Elettra Deiana, ricordarla non può definirsi un esercizio di memoria. Perché per tutti noi che l’abbiamo conosciuta e amata, Elettra è ancora presente alla mente come per tanti anni è stata l’incessante e indimenticabile esserci di un’intelligenza ironica e sagace, mai arresa alle gerarchie e sempre pronta a scacciare ogni conservatorismo.

Avremo occasione nei prossimi mesi di tornare sulle sue riflessioni, perché saranno tante, a partire da Sinistra Italiana, le comunità che vorranno organizzare momenti per una rilettura collettiva.

Oggi però è giusto ricordare come per Elettra la politica sia stata l’arte dello stare nel mondo per stabilire nuove e diverse relazioni: tra la superficie dei fatti e le forze che nel profondo li determinano, come nei tanti scritti e interventi sulla crisi della democrazia o sull’ipocrisia della guerra e delle dottrine che tornano a giustificarla, o come nelle relazioni tra donne, e tra il maschile e il femminile, per agire quel conflitto femminista indispensabile alla liberazione e quindi alla libertà di ognuno e ognuna.
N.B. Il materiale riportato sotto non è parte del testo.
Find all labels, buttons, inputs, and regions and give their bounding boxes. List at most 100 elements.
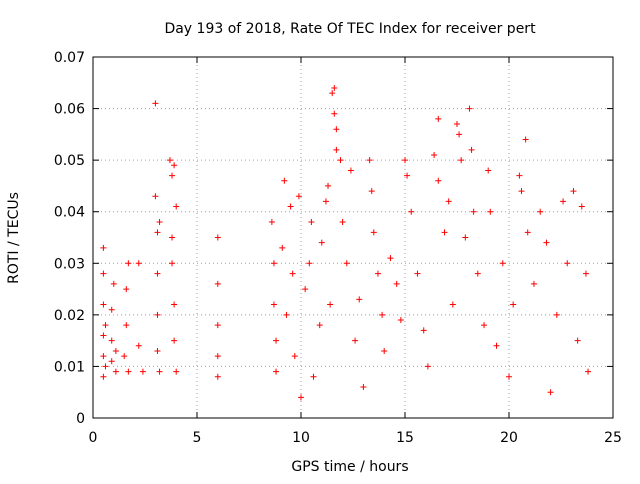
data-point [510, 301, 517, 308]
data-point [270, 260, 277, 267]
data-point [154, 347, 161, 354]
data-point [273, 337, 280, 344]
axis-tick-labels: 0 0.01 0.02 0.03 0.04 0.05 0.06 0.07 0 5 10 15 20 25 [54, 50, 622, 446]
data-point [414, 270, 421, 277]
data-point [108, 358, 115, 365]
data-point [166, 157, 173, 164]
data-point [154, 229, 161, 236]
data-point [352, 337, 359, 344]
data-point [273, 368, 280, 375]
x-tick-label: 0 [89, 430, 98, 446]
data-point [333, 146, 340, 153]
data-point [329, 90, 336, 97]
y-tick-label: 0.04 [54, 205, 85, 221]
data-point [121, 353, 128, 360]
data-point [564, 260, 571, 267]
data-point [318, 239, 325, 246]
data-point [152, 100, 159, 107]
data-point [339, 219, 346, 226]
data-point [435, 177, 442, 184]
data-point [424, 363, 431, 370]
data-point [468, 146, 475, 153]
data-point [152, 193, 159, 200]
data-point [171, 337, 178, 344]
data-point [487, 208, 494, 215]
x-tick-label: 25 [604, 430, 622, 446]
data-point [343, 260, 350, 267]
data-point [547, 389, 554, 396]
x-tick-label: 5 [193, 430, 202, 446]
data-point [506, 373, 512, 380]
data-point [289, 270, 296, 277]
data-point [466, 105, 473, 112]
data-point [537, 208, 544, 215]
data-point [574, 337, 581, 344]
data-point [582, 270, 589, 277]
data-point [585, 368, 592, 375]
data-point [291, 353, 298, 360]
data-point [154, 311, 161, 318]
data-point [456, 131, 463, 138]
data-point [570, 188, 577, 195]
data-point [481, 322, 488, 329]
data-point [458, 157, 465, 164]
data-point [322, 198, 329, 205]
x-tick-label: 10 [292, 430, 310, 446]
data-point [156, 219, 163, 226]
data-point [370, 229, 377, 236]
data-point [543, 239, 550, 246]
x-tick-label: 15 [396, 430, 414, 446]
data-point [387, 255, 394, 262]
data-point [420, 327, 427, 334]
data-point [100, 244, 107, 251]
data-point [135, 260, 142, 267]
data-point [316, 322, 323, 329]
data-point [454, 121, 460, 128]
data-point [441, 229, 448, 236]
data-point [100, 270, 107, 277]
data-point [493, 342, 500, 349]
data-point [530, 280, 537, 287]
data-point [102, 322, 109, 329]
data-point [298, 394, 304, 401]
data-point [125, 368, 132, 375]
data-point [100, 373, 107, 380]
data-point [156, 368, 163, 375]
data-point [393, 280, 400, 287]
data-point [306, 260, 313, 267]
data-point [100, 353, 107, 360]
data-point [499, 260, 506, 267]
data-point [214, 373, 221, 380]
y-axis-label: ROTI / TECUs [6, 192, 22, 284]
data-point [379, 311, 386, 318]
data-point [281, 177, 288, 184]
data-point [112, 347, 119, 354]
data-point [139, 368, 146, 375]
data-point [445, 198, 452, 205]
x-axis-label: GPS time / hours [291, 459, 408, 475]
data-point [268, 219, 275, 226]
data-point [435, 115, 442, 122]
data-point [214, 234, 221, 241]
data-point [431, 151, 438, 158]
data-point [553, 311, 560, 318]
data-point [123, 286, 130, 293]
plot-frame [92, 56, 614, 419]
data-point [578, 203, 585, 210]
data-point [100, 301, 107, 308]
data-point [270, 301, 277, 308]
data-point [333, 126, 340, 133]
data-point [524, 229, 531, 236]
data-point [470, 208, 477, 215]
data-point [331, 110, 338, 117]
data-point [397, 317, 404, 324]
data-point [169, 260, 176, 267]
y-tick-label: 0 [76, 411, 85, 427]
data-point [173, 368, 180, 375]
data-point [110, 280, 117, 287]
y-tick-label: 0.05 [54, 153, 85, 169]
data-point [449, 301, 456, 308]
data-point [368, 188, 375, 195]
chart-title: Day 193 of 2018, Rate Of TEC Index for r… [164, 21, 536, 37]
E relazione imprescindibile per Elettra era anche quella tra il dentro, il partito e l’organizzazione politica, e il fuori, la società, che scrutava mai sazia, perennemente in polemica con quanti alle assemblee manifestavano la pretesa di indicare la strada dando mostra di non aver nemmeno cercato di conoscere il paesaggio. Lo stesso in cui Elettra, che considerava la sconfitta storica della sinistra dopo l’89 qualcosa di ben diverso da un disorientamento transitorio, invece cercava. Non la strada maestra ma un movimento sotto la superficie, un sentiero o passaggio attraverso il quale riprendere quel cammino trasformativo e generativo cui lei e tanti della sua generazione hanno dedicato la vita intera.
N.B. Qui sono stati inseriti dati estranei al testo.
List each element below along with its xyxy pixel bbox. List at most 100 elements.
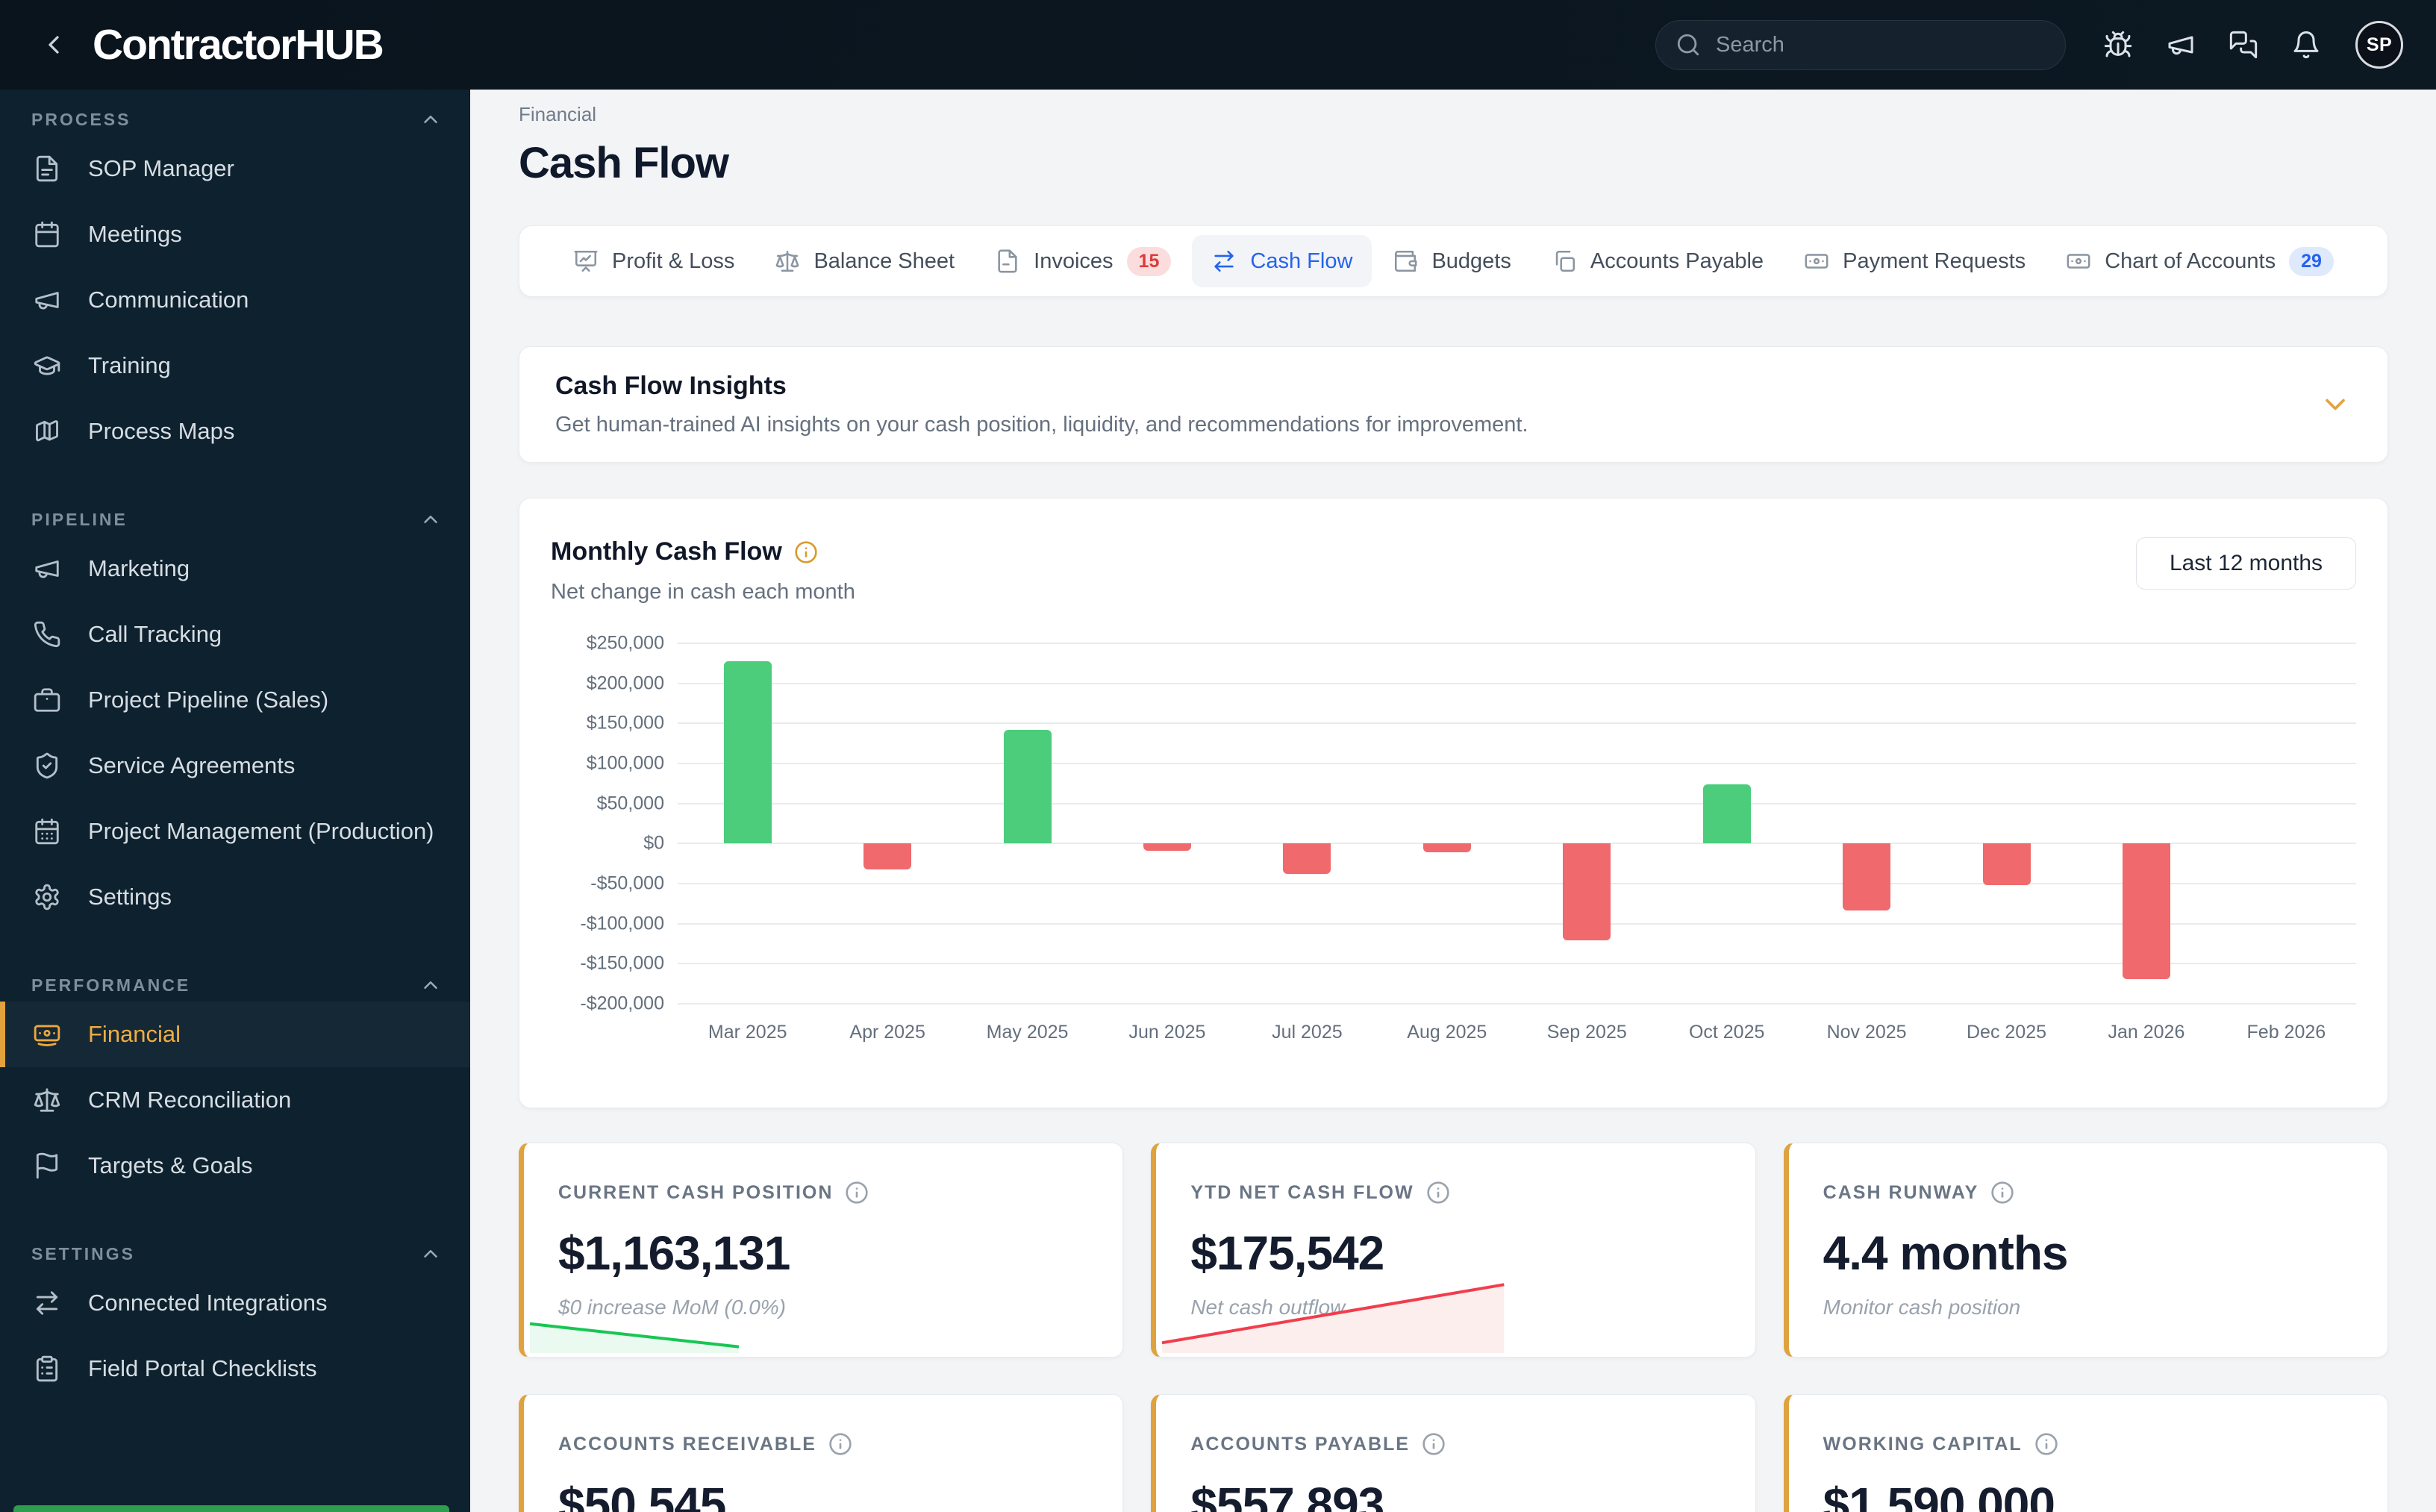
arrows-exchange-icon <box>1214 250 1234 272</box>
sidebar-section-header-settings[interactable]: SETTINGS <box>0 1237 470 1270</box>
clipboard-list-icon <box>36 1355 58 1382</box>
back-button[interactable] <box>33 24 75 66</box>
info-icon[interactable] <box>2034 1432 2058 1456</box>
search-input[interactable] <box>1716 32 2046 57</box>
sidebar-item-sop-manager[interactable]: SOP Manager <box>0 136 470 202</box>
accounts-payable-card: ACCOUNTS PAYABLE $557,893 <box>1151 1394 1756 1512</box>
monthly-cash-flow-card: Monthly Cash Flow Net change in cash eac… <box>519 498 2388 1108</box>
x-axis-label: Mar 2025 <box>708 1022 787 1043</box>
flag-icon <box>36 1152 58 1179</box>
bar-column <box>678 643 817 1004</box>
sidebar-item-training[interactable]: Training <box>0 333 470 399</box>
sidebar-section-performance: PERFORMANCE Financial CRM Reconciliation… <box>0 969 470 1199</box>
sidebar-item-project-management[interactable]: Project Management (Production) <box>0 799 470 864</box>
tab-chart-of-accounts[interactable]: Chart of Accounts 29 <box>2046 234 2353 290</box>
sidebar-item-call-tracking[interactable]: Call Tracking <box>0 602 470 667</box>
shield-check-icon <box>36 752 58 779</box>
info-icon[interactable] <box>1422 1432 1446 1456</box>
info-icon[interactable] <box>828 1432 852 1456</box>
gridline <box>678 762 2356 764</box>
date-range-selector[interactable]: Last 12 months <box>2136 537 2356 590</box>
sidebar-section-process: PROCESS SOP Manager Meetings Communicati… <box>0 103 470 464</box>
bar-column <box>1657 643 1796 1004</box>
megaphone-icon <box>2168 36 2193 55</box>
sidebar-item-meetings[interactable]: Meetings <box>0 202 470 267</box>
cash-flow-bar <box>1422 843 1471 853</box>
tab-profit-and-loss[interactable]: Profit & Loss <box>554 235 754 287</box>
tab-payment-requests[interactable]: Payment Requests <box>1784 235 2045 287</box>
info-icon[interactable] <box>1426 1181 1450 1205</box>
metric-value: $50,545 <box>558 1478 726 1512</box>
sidebar-item-connected-integrations[interactable]: Connected Integrations <box>0 1270 470 1336</box>
wallet-icon <box>1395 250 1417 272</box>
file-icon <box>998 249 1017 273</box>
sidebar-item-targets-goals[interactable]: Targets & Goals <box>0 1133 470 1199</box>
arrows-exchange-icon <box>36 1291 58 1315</box>
info-icon[interactable] <box>1990 1181 2014 1205</box>
sidebar-footer-indicator <box>13 1505 449 1512</box>
cash-flow-bar <box>1563 843 1611 941</box>
chart-y-axis: $250,000 $200,000 $150,000 $100,000 $50,000 $… <box>551 633 678 1014</box>
chevron-up-icon <box>424 516 437 523</box>
bug-report-button[interactable] <box>2102 28 2134 61</box>
sidebar-item-process-maps[interactable]: Process Maps <box>0 399 470 464</box>
announcements-button[interactable] <box>2164 28 2197 61</box>
x-axis-label: Jul 2025 <box>1272 1022 1343 1043</box>
info-icon[interactable] <box>794 540 818 564</box>
chart-plot-area <box>678 643 2356 1005</box>
top-bar: ContractorHUB SP <box>0 0 2436 90</box>
main-content: Financial Cash Flow Profit & Loss Balanc… <box>470 90 2436 1512</box>
tab-accounts-payable[interactable]: Accounts Payable <box>1532 235 1783 287</box>
bar-column <box>1796 643 1936 1004</box>
sidebar-item-project-pipeline[interactable]: Project Pipeline (Sales) <box>0 667 470 733</box>
messages-button[interactable] <box>2227 28 2260 61</box>
metric-label: ACCOUNTS RECEIVABLE <box>558 1433 816 1455</box>
graduation-cap-icon <box>34 356 60 375</box>
sidebar-item-financial[interactable]: Financial <box>0 1002 470 1067</box>
tab-invoices[interactable]: Invoices 15 <box>975 234 1190 290</box>
chevron-down-icon[interactable] <box>2319 388 2352 421</box>
tab-cash-flow[interactable]: Cash Flow <box>1192 235 1372 287</box>
briefcase-icon <box>34 688 60 712</box>
cash-flow-bar <box>723 660 772 844</box>
sidebar-item-field-portal-checklists[interactable]: Field Portal Checklists <box>0 1336 470 1402</box>
pages-copy-icon <box>1555 250 1575 272</box>
tab-balance-sheet[interactable]: Balance Sheet <box>755 235 974 287</box>
banknote-icon <box>1805 254 1828 269</box>
gridline <box>678 963 2356 965</box>
tab-budgets[interactable]: Budgets <box>1373 235 1530 287</box>
sidebar-item-service-agreements[interactable]: Service Agreements <box>0 733 470 799</box>
metric-value: $557,893 <box>1190 1478 1384 1512</box>
sidebar-section-header-pipeline[interactable]: PIPELINE <box>0 503 470 536</box>
notifications-button[interactable] <box>2290 28 2323 61</box>
info-icon[interactable] <box>845 1181 869 1205</box>
phone-icon <box>34 621 60 648</box>
cash-flow-bar <box>2122 843 2170 979</box>
metric-subtext: $0 increase MoM (0.0%) <box>558 1296 787 1319</box>
financial-tab-bar: Profit & Loss Balance Sheet Invoices 15 … <box>519 225 2388 297</box>
gridline <box>678 643 2356 644</box>
chart-subtitle: Net change in cash each month <box>551 580 855 604</box>
sidebar-item-crm-reconciliation[interactable]: CRM Reconciliation <box>0 1067 470 1133</box>
file-text-icon <box>36 155 58 182</box>
sidebar-item-communication[interactable]: Communication <box>0 267 470 333</box>
user-avatar[interactable]: SP <box>2355 21 2403 69</box>
metric-value: $1,590,000 <box>1823 1478 2055 1512</box>
sidebar-section-pipeline: PIPELINE Marketing Call Tracking Project… <box>0 503 470 930</box>
gridline <box>678 1003 2356 1005</box>
search-box[interactable] <box>1655 19 2066 70</box>
scales-icon <box>34 1088 60 1112</box>
x-axis-label: Nov 2025 <box>1826 1022 1907 1043</box>
y-axis-label: -$150,000 <box>580 952 664 974</box>
y-axis-label: -$200,000 <box>580 993 664 1014</box>
chart-title: Monthly Cash Flow <box>551 537 782 566</box>
sidebar-item-settings[interactable]: Settings <box>0 864 470 930</box>
cash-flow-insights-card[interactable]: Cash Flow Insights Get human-trained AI … <box>519 346 2388 463</box>
y-axis-label: $100,000 <box>586 752 664 774</box>
y-axis-label: -$100,000 <box>580 913 664 934</box>
sidebar-section-header-process[interactable]: PROCESS <box>0 103 470 136</box>
presentation-chart-icon <box>574 250 598 272</box>
sidebar-section-header-performance[interactable]: PERFORMANCE <box>0 969 470 1002</box>
x-axis-label: Feb 2026 <box>2246 1022 2326 1043</box>
sidebar-item-marketing[interactable]: Marketing <box>0 536 470 602</box>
L’ultima volta che ci parlai a lungo fu il giorno che l’accompagnai in auto al campeggio dei giovani di Sinistra Italiana, nell’agosto del 2021. Un’ora e mezza insieme, andata e ritorno. Parlammo di tutto, ma lei aveva sopratutto voglia di parlare del suo passato. La storia della sua famiglia, la Sardegna, il rapporto con il padre e con la madre, la militanza comunista da giovane nei movimenti rivoluzionari e femministi a Roma e Milano, poi Rifondazione Comunista e l’elezione alla Camera dei Deputati con il suo impegno pacifista e sui temi della politica estera. Ridemmo insieme di quella volta che a Genova fu manganellata nella piazza ‘moderatissima’ delle donne, con quelle mani alzate dipinte di bianco che non servirono a convincere la polizia della non pericolosità delle manifestanti. Ne era ancora scandalizzata. E ancora ricordo quanti sorrisi mi strapparono le sue battute taglienti sui ‘maschi’ del partito, mentre ripercorreva disordinata quella lunga sequela di riunioni e congressi a cui anch’io avevo partecipato.
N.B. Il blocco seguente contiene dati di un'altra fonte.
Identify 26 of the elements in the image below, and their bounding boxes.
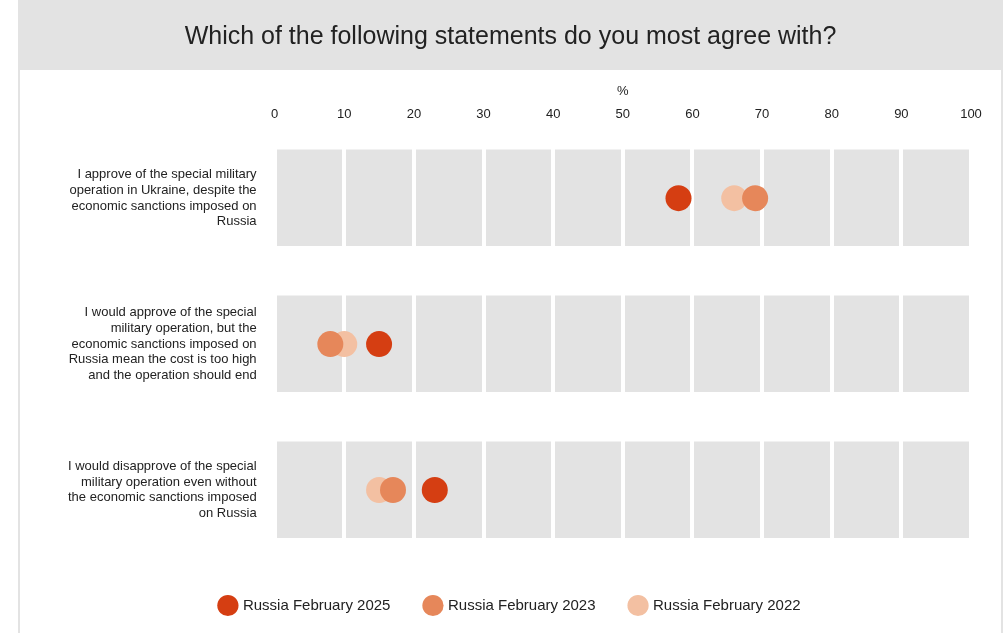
x-tick-label: 70 <box>754 105 770 121</box>
x-tick-label: 10 <box>337 105 352 121</box>
point <box>742 185 769 212</box>
legend-label: Russia February 2022 <box>653 595 801 613</box>
point <box>380 477 406 504</box>
point <box>421 477 448 504</box>
x-axis-title: % <box>617 83 630 99</box>
x-tick-label: 30 <box>476 105 491 121</box>
point <box>317 331 344 358</box>
point <box>366 331 393 358</box>
y-tick-label: I approve of the special military operation in Ukraine, despite the economic sanctions imposed on Russia <box>69 166 258 229</box>
point <box>721 185 748 212</box>
x-tick-label: 0 <box>271 105 279 121</box>
point <box>665 185 692 212</box>
x-tick-label: 50 <box>615 105 631 121</box>
x-tick-label: 40 <box>545 105 561 121</box>
x-tick-label: 20 <box>406 105 422 121</box>
x-tick-label: 90 <box>894 105 909 121</box>
x-tick-label: 80 <box>824 105 839 121</box>
y-tick-label: I would disapprove of the special military operation even without the economic sanctions imposed on Russia <box>67 458 258 521</box>
x-tick-label: 60 <box>685 105 700 121</box>
legend-label: Russia February 2023 <box>447 595 596 613</box>
chart-title: Which of the following statements do you most agree with? <box>20 0 1001 70</box>
x-tick-label: 100 <box>960 105 982 121</box>
y-tick-label: I would approve of the special military operation, but the economic sanctions imposed on Russia mean the cost is too high and the operation should end <box>68 304 257 382</box>
legend-label: Russia February 2025 <box>242 595 391 613</box>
Avevo già capito che non stava bene, ma non smetteva di incantarmi la tenacia del suo spirito di cambiamento e la forza del suo pensiero critico. La libertà per Elettra passava dal conflitto femminista e da quello sociale, e per una piccola parte anche da quella mano che ricordo spesso alzata per chiedere la parola e fare spazio, sempre e comunque, al suo punto di vista, a quello delle donne e in tante occasioni anche a quello di noi più giovani.

Ecco, forse tra le tante cose che Elettra ci ha donato nella sua lunga e piena vita, per me la più importante è stata insegnarci a non avere paura di rompere le liturgie e sembrare fuori luogo. E anche se a ben pensarci forse non ho ancora imparato a combattere un certo mio naturale istinto per alcune forme di disciplina, ancora oggi, ogni volta che sento il bisogno di far deragliare altrove l’andamento di una noiosa riunione, penso alla sua mano alzata e quella mano mi fa compagnia e coraggio. Sono certa di non essere l’unica.

Grazie Elettra, ti abbiamo voluto bene e non ti dimenticheremo.